September 23, 2013

Colby grad, Winslow resident Nivison promoted to federal bench

Superior Court Justice John C. Nivison has been appointed to take the seat being vacated by Magistrate Judge Margaret Kravchuk

STAFF REPORT

AUGUSTA — A state superior court judge has been named to replace a federal judge who will be retiring in January.

Superior Court Justice John C. Nivison of Winslow has been appointed to take the seat being vacated by Magistrate Judge Margaret Kravchuk.

Kravchuk too was a Maine Superior Court judge prior to joining the federal bench almost 14 years ago.

Nivison will be appointed by the district judges of the U.S. District Court for the District of Maine and will work primarily from the federal courthouse in Bangor, according to an announcement posted on the U.S. District Court website.

Nivison today declined to comment through Mary Ann Lynch, government and media counsel with the Administrative Office of the Courts.

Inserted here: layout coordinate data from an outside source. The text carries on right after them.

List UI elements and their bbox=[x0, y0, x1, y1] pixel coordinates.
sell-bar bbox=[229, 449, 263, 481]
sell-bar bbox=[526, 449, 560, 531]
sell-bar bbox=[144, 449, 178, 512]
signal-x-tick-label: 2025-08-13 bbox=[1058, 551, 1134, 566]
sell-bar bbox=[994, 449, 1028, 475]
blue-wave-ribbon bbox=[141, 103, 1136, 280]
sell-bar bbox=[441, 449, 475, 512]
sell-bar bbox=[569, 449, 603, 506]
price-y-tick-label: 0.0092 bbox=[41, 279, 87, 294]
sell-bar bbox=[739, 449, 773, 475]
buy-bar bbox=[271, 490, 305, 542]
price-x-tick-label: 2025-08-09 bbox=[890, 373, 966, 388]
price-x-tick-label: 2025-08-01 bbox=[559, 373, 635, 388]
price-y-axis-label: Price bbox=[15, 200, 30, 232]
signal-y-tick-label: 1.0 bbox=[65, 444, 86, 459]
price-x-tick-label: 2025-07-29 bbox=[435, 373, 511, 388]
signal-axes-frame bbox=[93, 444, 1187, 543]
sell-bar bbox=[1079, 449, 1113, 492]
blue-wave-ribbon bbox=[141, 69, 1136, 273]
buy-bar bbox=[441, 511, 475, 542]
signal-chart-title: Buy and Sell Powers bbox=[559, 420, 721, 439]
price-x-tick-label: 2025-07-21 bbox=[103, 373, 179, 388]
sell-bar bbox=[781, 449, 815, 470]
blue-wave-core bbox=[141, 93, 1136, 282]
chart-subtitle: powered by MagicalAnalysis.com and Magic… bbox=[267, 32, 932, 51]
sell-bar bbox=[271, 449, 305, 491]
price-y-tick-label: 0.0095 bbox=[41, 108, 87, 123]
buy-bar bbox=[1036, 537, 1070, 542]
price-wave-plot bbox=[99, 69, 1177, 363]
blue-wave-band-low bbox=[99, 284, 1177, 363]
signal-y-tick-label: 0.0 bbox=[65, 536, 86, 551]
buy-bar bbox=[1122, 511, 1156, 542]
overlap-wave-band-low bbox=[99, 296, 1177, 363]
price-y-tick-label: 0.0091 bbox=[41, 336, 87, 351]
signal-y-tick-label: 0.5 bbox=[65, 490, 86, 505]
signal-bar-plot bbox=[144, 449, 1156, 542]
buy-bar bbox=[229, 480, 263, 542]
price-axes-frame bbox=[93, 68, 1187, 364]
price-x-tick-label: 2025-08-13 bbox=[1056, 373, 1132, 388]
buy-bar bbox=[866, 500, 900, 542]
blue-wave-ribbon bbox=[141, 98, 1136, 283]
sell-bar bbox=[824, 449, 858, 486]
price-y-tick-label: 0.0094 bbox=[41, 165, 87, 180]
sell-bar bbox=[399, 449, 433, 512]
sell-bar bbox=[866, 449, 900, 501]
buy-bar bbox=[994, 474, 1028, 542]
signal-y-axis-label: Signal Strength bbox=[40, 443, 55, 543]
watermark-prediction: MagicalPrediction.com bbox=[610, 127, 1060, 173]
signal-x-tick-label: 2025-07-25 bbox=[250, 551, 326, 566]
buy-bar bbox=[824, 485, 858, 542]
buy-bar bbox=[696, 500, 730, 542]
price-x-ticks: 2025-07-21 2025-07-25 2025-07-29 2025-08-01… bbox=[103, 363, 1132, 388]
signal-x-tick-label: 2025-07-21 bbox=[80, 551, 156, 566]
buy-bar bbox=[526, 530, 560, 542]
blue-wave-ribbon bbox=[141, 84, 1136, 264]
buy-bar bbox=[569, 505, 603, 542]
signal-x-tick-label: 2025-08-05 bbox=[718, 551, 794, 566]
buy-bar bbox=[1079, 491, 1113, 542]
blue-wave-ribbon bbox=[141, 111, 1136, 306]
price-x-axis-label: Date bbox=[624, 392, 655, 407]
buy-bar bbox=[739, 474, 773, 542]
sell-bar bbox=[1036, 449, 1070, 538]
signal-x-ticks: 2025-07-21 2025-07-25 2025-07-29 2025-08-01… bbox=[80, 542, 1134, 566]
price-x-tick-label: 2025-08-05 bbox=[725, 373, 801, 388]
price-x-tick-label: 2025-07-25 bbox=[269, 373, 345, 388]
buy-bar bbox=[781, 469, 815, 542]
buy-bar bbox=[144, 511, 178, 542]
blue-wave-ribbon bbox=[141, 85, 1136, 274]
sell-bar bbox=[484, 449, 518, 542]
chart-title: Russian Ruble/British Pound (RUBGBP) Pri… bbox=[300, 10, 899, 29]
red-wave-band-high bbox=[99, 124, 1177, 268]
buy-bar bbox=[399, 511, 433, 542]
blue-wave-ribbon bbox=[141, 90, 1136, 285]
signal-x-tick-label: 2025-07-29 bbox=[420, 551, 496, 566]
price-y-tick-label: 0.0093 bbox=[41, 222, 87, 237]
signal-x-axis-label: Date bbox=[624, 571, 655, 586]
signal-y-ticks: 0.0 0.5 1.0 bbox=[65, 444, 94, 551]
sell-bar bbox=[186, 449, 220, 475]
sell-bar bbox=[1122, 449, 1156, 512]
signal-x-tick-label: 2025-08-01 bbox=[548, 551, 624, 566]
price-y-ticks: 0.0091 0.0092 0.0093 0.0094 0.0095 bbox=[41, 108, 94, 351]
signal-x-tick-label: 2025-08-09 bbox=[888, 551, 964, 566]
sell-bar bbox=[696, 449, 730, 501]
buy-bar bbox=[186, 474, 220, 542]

Lynch said that once Nivison's post becomes vacant, the governor will nominate a candidate to go before legislators for confirmation.

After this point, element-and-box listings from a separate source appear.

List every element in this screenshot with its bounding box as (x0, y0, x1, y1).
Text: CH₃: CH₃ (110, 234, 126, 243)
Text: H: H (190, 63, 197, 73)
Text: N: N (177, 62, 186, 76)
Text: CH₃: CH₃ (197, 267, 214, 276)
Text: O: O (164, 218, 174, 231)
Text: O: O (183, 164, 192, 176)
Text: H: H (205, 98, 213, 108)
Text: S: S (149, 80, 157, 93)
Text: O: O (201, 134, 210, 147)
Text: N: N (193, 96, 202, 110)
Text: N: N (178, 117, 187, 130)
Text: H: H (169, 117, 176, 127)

A federal magistrate judge handles initial court appearances by criminal defendants, sets bail and handles other administrative and pretrial functions.

Nivison was screened by a 13-member panel and then by all the judges of the U.S. District Court.

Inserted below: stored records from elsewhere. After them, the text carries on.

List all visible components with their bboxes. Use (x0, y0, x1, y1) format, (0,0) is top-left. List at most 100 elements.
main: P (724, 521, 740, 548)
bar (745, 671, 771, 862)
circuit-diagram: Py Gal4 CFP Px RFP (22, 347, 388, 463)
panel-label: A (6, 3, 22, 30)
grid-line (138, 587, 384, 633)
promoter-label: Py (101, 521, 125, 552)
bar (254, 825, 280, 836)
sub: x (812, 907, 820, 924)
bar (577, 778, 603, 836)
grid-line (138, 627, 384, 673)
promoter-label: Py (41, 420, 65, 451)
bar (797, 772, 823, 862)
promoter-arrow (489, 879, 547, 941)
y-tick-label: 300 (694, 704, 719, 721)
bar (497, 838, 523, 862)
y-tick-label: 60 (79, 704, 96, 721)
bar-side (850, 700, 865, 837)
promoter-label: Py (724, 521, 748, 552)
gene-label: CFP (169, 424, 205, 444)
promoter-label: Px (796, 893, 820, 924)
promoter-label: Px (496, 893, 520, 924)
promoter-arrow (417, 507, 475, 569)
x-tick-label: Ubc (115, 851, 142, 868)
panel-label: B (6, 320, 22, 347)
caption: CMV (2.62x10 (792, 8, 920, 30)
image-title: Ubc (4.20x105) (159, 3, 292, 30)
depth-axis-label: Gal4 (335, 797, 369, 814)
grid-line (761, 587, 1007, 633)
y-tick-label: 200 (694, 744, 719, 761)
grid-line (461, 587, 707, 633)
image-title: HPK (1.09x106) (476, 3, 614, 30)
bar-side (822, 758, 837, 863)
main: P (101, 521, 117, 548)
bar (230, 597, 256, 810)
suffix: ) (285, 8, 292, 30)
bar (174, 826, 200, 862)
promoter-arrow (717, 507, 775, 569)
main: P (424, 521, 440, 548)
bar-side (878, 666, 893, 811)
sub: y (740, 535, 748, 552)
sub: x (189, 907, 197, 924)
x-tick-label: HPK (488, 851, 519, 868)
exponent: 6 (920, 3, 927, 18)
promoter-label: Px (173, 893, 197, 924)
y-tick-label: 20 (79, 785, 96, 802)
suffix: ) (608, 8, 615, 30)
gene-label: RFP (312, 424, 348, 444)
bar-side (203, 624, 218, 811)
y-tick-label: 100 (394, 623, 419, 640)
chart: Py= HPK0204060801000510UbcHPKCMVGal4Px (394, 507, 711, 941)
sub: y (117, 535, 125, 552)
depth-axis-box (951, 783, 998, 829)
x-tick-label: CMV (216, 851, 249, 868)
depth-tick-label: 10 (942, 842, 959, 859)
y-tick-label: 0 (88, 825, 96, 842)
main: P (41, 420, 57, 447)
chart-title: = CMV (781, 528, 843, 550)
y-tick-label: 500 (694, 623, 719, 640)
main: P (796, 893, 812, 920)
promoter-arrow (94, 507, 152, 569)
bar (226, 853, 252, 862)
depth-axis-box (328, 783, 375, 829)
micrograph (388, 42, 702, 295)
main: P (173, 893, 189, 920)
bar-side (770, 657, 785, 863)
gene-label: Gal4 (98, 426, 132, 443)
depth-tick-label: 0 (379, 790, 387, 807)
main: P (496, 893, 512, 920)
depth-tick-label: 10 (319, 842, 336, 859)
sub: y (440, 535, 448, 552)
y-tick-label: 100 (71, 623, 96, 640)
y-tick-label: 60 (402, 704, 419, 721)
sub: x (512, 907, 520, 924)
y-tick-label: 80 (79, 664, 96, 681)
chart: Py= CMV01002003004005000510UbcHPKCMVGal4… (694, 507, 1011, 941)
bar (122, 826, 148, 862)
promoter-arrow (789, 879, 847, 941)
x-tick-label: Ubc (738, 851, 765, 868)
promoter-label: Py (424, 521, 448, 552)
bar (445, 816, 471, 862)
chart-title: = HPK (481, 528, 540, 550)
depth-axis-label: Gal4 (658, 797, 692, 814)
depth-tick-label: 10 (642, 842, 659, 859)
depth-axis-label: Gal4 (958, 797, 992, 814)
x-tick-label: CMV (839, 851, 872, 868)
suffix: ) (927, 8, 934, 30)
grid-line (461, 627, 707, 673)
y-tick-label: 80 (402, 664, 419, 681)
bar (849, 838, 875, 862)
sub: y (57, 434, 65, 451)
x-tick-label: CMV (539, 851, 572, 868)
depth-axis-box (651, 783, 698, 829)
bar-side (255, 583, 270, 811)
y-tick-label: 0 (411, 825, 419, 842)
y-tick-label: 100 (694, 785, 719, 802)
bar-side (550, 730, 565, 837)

Nivison graduated from Colby College in Waterville in 1982 and from the University of Maine School of Law in 1985. After spending 14 years working at the Augusta office of Pierce Atwood law firm, Nivison was appointed to the Maine District Court bench in 1999 and then was appointed to the superior court bench in 2007.

He has presided in a number of cases in Kennebec and Somerset counties. Nivison also presides in the Business and Consumer Court, which is based in Cumberland County.

A U.S. District Court magistrate justice, according to the posting on the U.S. District Court website, can handle civil and criminal matters, "including issuing arrest and search warrants, holding probable cause and detention hearings, resolving non-dispositive civil motions and making recommendations on dispositive criminal and civil motions."